Trump's impact on the housing market will also vary on where you live. Home buyers in economically healthy states are more likely to be rattled by the election outcome. They might put off making a large purchase such as a home, causing a drag on the market.

In contrast, home buyers in economically stagnant states are more apt to be optimistic about a Trump administration’s effect on their economic prospects, creating a surge in their confidence about the future and interest in making a big purchase such as a home.

Historically speaking, most changes in administrations have had little effect on the housing market. Stay tuned...

Is It Worth It To Go Solar?

"Do solar panels on my roof make financial sense?" I get asked that question a lot. Well, unfortunately, the answer is, "It depends..." Below are a few things to consider when going solar.

How Solar Power Works

When you go solar you stay connected to the electric company via a two-way meter the solar company installs. That lets you buy electricity as needed. When panels produce excess wattage, it goes back into the grid, and you or the solar company are credited for the amount. The typical residential installation yields 75% to 90% of the household’s power needs. What makes the solar math work is a combination of high electric rates and financial incentives from your state and utility. 

How to Pay For It

Cash: A solar power system costs $10,000 to $30,000 after the federal tax credit—depending in part on the size of the system required. That investment yields monthly electric savings of $100 to $200.  So you should recoup your investment in five to 10 years. If you have the cash and plan to stay put, this gives the best return on investment.

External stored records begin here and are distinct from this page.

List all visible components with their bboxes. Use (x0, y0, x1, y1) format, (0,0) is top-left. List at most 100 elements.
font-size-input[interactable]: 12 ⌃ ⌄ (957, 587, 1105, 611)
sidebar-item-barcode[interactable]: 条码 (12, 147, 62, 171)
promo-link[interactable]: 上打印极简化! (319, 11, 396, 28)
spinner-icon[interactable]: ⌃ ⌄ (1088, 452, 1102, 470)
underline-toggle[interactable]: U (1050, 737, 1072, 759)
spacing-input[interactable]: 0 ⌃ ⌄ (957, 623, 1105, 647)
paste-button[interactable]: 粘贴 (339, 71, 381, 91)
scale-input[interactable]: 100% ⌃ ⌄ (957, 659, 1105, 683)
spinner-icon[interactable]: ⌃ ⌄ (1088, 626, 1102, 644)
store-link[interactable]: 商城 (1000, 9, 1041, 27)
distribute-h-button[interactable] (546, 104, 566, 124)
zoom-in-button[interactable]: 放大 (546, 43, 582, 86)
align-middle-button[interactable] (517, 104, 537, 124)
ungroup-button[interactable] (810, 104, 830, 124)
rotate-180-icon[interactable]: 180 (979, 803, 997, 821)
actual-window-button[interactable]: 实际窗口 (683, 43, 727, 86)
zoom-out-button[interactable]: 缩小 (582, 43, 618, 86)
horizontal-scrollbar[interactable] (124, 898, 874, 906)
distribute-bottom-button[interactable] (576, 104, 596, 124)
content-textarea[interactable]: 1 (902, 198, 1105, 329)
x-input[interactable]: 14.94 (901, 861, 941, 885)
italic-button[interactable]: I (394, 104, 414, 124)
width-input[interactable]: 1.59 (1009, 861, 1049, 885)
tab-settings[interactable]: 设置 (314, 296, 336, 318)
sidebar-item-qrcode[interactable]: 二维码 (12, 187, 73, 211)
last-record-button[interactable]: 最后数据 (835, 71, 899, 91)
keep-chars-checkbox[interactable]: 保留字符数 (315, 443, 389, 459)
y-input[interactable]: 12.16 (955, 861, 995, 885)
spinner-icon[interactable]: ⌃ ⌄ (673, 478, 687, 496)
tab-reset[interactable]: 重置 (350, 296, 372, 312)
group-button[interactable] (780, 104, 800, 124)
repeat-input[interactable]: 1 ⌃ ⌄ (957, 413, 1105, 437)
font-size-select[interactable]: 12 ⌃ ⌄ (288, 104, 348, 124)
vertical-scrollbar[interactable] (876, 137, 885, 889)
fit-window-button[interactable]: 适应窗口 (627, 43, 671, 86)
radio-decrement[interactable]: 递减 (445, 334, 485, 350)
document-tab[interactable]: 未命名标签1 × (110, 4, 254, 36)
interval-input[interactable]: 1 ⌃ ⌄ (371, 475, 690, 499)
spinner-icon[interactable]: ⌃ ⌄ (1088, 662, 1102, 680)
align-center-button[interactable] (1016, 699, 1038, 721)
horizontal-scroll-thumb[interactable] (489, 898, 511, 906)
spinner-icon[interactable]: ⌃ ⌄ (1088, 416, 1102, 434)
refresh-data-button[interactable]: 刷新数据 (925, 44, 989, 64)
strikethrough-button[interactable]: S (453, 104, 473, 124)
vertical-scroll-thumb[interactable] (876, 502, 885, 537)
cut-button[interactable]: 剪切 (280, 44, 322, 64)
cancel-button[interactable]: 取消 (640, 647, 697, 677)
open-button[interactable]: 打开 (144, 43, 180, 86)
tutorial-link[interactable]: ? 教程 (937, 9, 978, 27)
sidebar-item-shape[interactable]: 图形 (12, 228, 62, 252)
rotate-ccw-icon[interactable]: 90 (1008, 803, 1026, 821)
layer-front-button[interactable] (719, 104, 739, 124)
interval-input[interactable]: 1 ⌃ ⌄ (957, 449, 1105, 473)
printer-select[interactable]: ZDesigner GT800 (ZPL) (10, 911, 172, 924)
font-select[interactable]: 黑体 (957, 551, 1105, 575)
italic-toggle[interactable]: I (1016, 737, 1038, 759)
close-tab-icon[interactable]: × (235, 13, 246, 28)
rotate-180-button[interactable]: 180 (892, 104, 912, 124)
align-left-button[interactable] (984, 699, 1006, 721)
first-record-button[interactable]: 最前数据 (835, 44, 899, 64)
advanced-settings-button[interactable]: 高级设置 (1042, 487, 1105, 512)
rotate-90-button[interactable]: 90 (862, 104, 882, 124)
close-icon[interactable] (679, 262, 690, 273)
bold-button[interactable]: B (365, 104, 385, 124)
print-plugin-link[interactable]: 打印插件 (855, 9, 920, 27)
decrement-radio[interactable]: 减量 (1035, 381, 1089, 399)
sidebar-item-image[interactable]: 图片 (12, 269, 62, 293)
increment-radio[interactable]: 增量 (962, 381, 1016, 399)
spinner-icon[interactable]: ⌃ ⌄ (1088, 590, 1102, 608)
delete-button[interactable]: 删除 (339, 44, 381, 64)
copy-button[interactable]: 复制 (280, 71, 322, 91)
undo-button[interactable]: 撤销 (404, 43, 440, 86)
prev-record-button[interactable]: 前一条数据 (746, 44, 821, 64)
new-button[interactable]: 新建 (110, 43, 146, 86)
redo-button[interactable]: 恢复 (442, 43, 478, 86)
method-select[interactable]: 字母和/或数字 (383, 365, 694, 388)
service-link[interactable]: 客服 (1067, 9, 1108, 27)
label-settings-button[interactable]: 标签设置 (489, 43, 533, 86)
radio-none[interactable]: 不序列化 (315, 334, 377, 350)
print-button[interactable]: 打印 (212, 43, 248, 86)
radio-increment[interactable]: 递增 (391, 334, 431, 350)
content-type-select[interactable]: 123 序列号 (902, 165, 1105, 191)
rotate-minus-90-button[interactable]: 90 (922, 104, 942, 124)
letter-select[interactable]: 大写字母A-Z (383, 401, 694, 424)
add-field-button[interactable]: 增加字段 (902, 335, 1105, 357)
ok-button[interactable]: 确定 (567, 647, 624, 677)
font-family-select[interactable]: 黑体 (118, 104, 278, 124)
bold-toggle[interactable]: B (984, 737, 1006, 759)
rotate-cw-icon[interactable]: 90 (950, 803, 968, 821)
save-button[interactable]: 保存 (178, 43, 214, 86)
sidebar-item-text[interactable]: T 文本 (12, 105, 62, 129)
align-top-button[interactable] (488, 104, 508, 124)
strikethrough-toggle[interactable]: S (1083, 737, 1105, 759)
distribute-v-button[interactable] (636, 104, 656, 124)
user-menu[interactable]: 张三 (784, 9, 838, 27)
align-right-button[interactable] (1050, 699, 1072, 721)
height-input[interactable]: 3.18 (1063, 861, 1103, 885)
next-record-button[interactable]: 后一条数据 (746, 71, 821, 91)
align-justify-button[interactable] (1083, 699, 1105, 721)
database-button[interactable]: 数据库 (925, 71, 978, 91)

Lease: A solar lease is an alternative that requires little or no money upfront. You pay the solar company a monthly fee or preset discount price for the power the panels generate. Though you can’t claim the tax break or any rebates, you’ll still save 10% to 20% on electric costs, typically $10 to $40 a month. Also, most leases include a maintenance contract in the price.

Finance: The newer option of a solar loan offers the perks of leasing—no cash upfront, sometimes a maintenance contract—with greater savings for most people. Interest rates range from 3% to 6.5% for 10- to 20-year loans. After factoring in loan payments, you’ll cut your electric bill by 40% to 60%, about $40 to $120 a month, assuming you put the tax credit toward your loan. You’ll reap even more once the loan is paid off, and panels typically last 25 years.

However you pay, install panels only on a fairly new roof, so they won’t have to come down for roof repairs—and make sure to do it before the write-off expires.